もちろん、今の職場に満足しているのなら、そのままでオッケー。だけど、もしも職場に不満ばかりが募るのなら、早めに転職を考えておきましょう。
「より良い職場へ、早いうちに」これは鉄則です。自分に合わない職場で働いてもいいことありません。臨床へのやりがいを見失う可能性もあります。
- 上司が尊敬できない
- PTの質が低い
- 不正請求など横行してる
一般企業への転職もできる
ちなみに、転職する際にはリハビリ臨床以外の道も検討して良いと思います。それこそ「一度別の職業についてみたい」なんていう場合は早めに行動しておいたほうが良いです。
なかには、一般企業でもPTの資格が重宝される場合もあります。下記の記事で詳しく解説しているので参考にして下さい。
副業をする
PTの給料は上がらない。それならば、自分で稼ぐしかないというは当たり前の流れです。
そして、どうせ副業をするのなら「専門性を活かせるもの」が良いです。一般の方にはない特別な技能ですからね。差別化がしやすいです。
PTの資格を活かした副業は「PTパート勤務」などをはじめ「パーソナルトレーナー」などがよく知られてます。また、実は国の援助を受けてセミナー講師をすることなども可能です。詳しくは別記事を参考にして下さい。

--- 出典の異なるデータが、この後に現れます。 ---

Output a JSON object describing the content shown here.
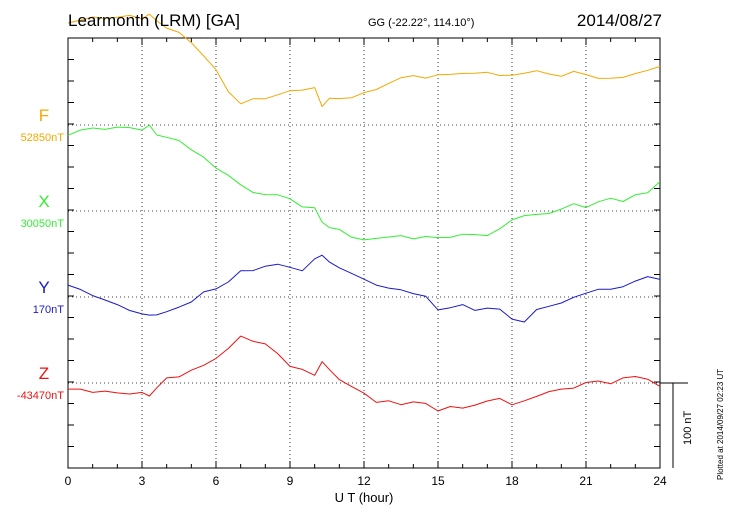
{
  "header": {
    "title": "Learmonth (LRM)  [GA]",
    "coords": "GG (-22.22°, 114.10°)",
    "date": "2014/08/27"
  },
  "footer": {
    "plotted": "Plotted at 2014/09/27 02:23 UT",
    "scale": "100 nT"
  },
  "chart_data": {
    "type": "line",
    "xlabel": "U T (hour)",
    "xlim": [
      0,
      24
    ],
    "xticks": [
      "0",
      "3",
      "6",
      "9",
      "12",
      "15",
      "18",
      "21",
      "24"
    ],
    "grid": "dotted",
    "series": [
      {
        "name": "F",
        "baseline": "52850nT",
        "color": "#f5a800",
        "x": [
          0,
          0.5,
          1,
          1.5,
          2,
          2.5,
          3,
          3.3,
          3.6,
          4,
          4.5,
          5,
          5.5,
          6,
          6.5,
          7,
          7.5,
          8,
          8.5,
          9,
          9.5,
          10,
          10.3,
          10.6,
          11,
          11.5,
          12,
          12.5,
          13,
          13.5,
          14,
          14.5,
          15,
          15.5,
          16,
          16.5,
          17,
          17.5,
          18,
          18.5,
          19,
          19.5,
          20,
          20.5,
          21,
          21.5,
          22,
          22.5,
          23,
          23.5,
          24
        ],
        "values": [
          120,
          124,
          126,
          126,
          127,
          128,
          126,
          130,
          122,
          115,
          108,
          97,
          82,
          64,
          40,
          25,
          30,
          32,
          35,
          40,
          42,
          43,
          22,
          32,
          30,
          33,
          38,
          41,
          50,
          55,
          58,
          56,
          58,
          60,
          61,
          60,
          63,
          58,
          58,
          62,
          63,
          60,
          58,
          62,
          60,
          55,
          54,
          57,
          60,
          64,
          70
        ]
      },
      {
        "name": "X",
        "baseline": "30050nT",
        "color": "#33ee33",
        "x": [
          0,
          0.5,
          1,
          1.5,
          2,
          2.5,
          3,
          3.3,
          3.6,
          4,
          4.5,
          5,
          5.5,
          6,
          6.5,
          7,
          7.5,
          8,
          8.5,
          9,
          9.5,
          10,
          10.3,
          10.6,
          11,
          11.5,
          12,
          12.5,
          13,
          13.5,
          14,
          14.5,
          15,
          15.5,
          16,
          16.5,
          17,
          17.5,
          18,
          18.5,
          19,
          19.5,
          20,
          20.5,
          21,
          21.5,
          22,
          22.5,
          23,
          23.5,
          24
        ],
        "values": [
          90,
          95,
          97,
          97,
          98,
          98,
          96,
          100,
          90,
          87,
          82,
          73,
          63,
          50,
          43,
          30,
          22,
          20,
          18,
          15,
          5,
          3,
          -12,
          -20,
          -22,
          -30,
          -35,
          -32,
          -30,
          -30,
          -32,
          -30,
          -32,
          -30,
          -28,
          -28,
          -28,
          -22,
          -10,
          -5,
          -5,
          -2,
          2,
          8,
          5,
          10,
          15,
          12,
          18,
          22,
          35
        ]
      },
      {
        "name": "Y",
        "baseline": "170nT",
        "color": "#1a1acc",
        "x": [
          0,
          0.5,
          1,
          1.5,
          2,
          2.5,
          3,
          3.3,
          3.6,
          4,
          4.5,
          5,
          5.5,
          6,
          6.5,
          7,
          7.5,
          8,
          8.5,
          9,
          9.5,
          10,
          10.3,
          10.6,
          11,
          11.5,
          12,
          12.5,
          13,
          13.5,
          14,
          14.5,
          15,
          15.5,
          16,
          16.5,
          17,
          17.5,
          18,
          18.5,
          19,
          19.5,
          20,
          20.5,
          21,
          21.5,
          22,
          22.5,
          23,
          23.5,
          24
        ],
        "values": [
          15,
          8,
          2,
          -3,
          -10,
          -15,
          -20,
          -22,
          -20,
          -18,
          -12,
          -5,
          5,
          10,
          18,
          30,
          32,
          36,
          38,
          36,
          30,
          45,
          50,
          40,
          35,
          28,
          20,
          15,
          10,
          8,
          5,
          0,
          -15,
          -12,
          -10,
          -15,
          -13,
          -15,
          -25,
          -30,
          -15,
          -10,
          -8,
          0,
          5,
          8,
          10,
          12,
          18,
          25,
          20
        ]
      },
      {
        "name": "Z",
        "baseline": "-43470nT",
        "color": "#ee1111",
        "x": [
          0,
          0.5,
          1,
          1.5,
          2,
          2.5,
          3,
          3.3,
          3.6,
          4,
          4.5,
          5,
          5.5,
          6,
          6.5,
          7,
          7.5,
          8,
          8.5,
          9,
          9.5,
          10,
          10.3,
          10.6,
          11,
          11.5,
          12,
          12.5,
          13,
          13.5,
          14,
          14.5,
          15,
          15.5,
          16,
          16.5,
          17,
          17.5,
          18,
          18.5,
          19,
          19.5,
          20,
          20.5,
          21,
          21.5,
          22,
          22.5,
          23,
          23.5,
          24
        ],
        "values": [
          -7,
          -8,
          -10,
          -10,
          -12,
          -12,
          -12,
          -15,
          -5,
          5,
          8,
          15,
          20,
          30,
          40,
          55,
          50,
          45,
          35,
          20,
          15,
          10,
          25,
          15,
          5,
          -5,
          -12,
          -22,
          -22,
          -25,
          -22,
          -25,
          -32,
          -28,
          -30,
          -25,
          -22,
          -18,
          -25,
          -22,
          -15,
          -10,
          -8,
          -5,
          0,
          2,
          0,
          5,
          8,
          5,
          -5
        ]
      }
    ],
    "scale_bar_nT": 100
  }
}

まとめ:理学療法士の月収の実態を把握して、キャリアプランを立てよう
理学療法士として月収アップを目指すには、専門性の高め方、転職戦略、副業や独立の可能性、給与交渉のスキルなど、複数のポイントを押さえることが重要です。ただ雇われて働いているだけでは、収入アップは難しいでしょう。
理想のキャリアを実現するためにも、はやい内からプランを練って、目標達成に向けた行動をする必要があります。
これからの理学療法士には、病院等に勤める意外にもいろんな可能性があります。ブログ「リハノミライ」では、リハ職の働き方について発信中です。記事が参考になると嬉しいです。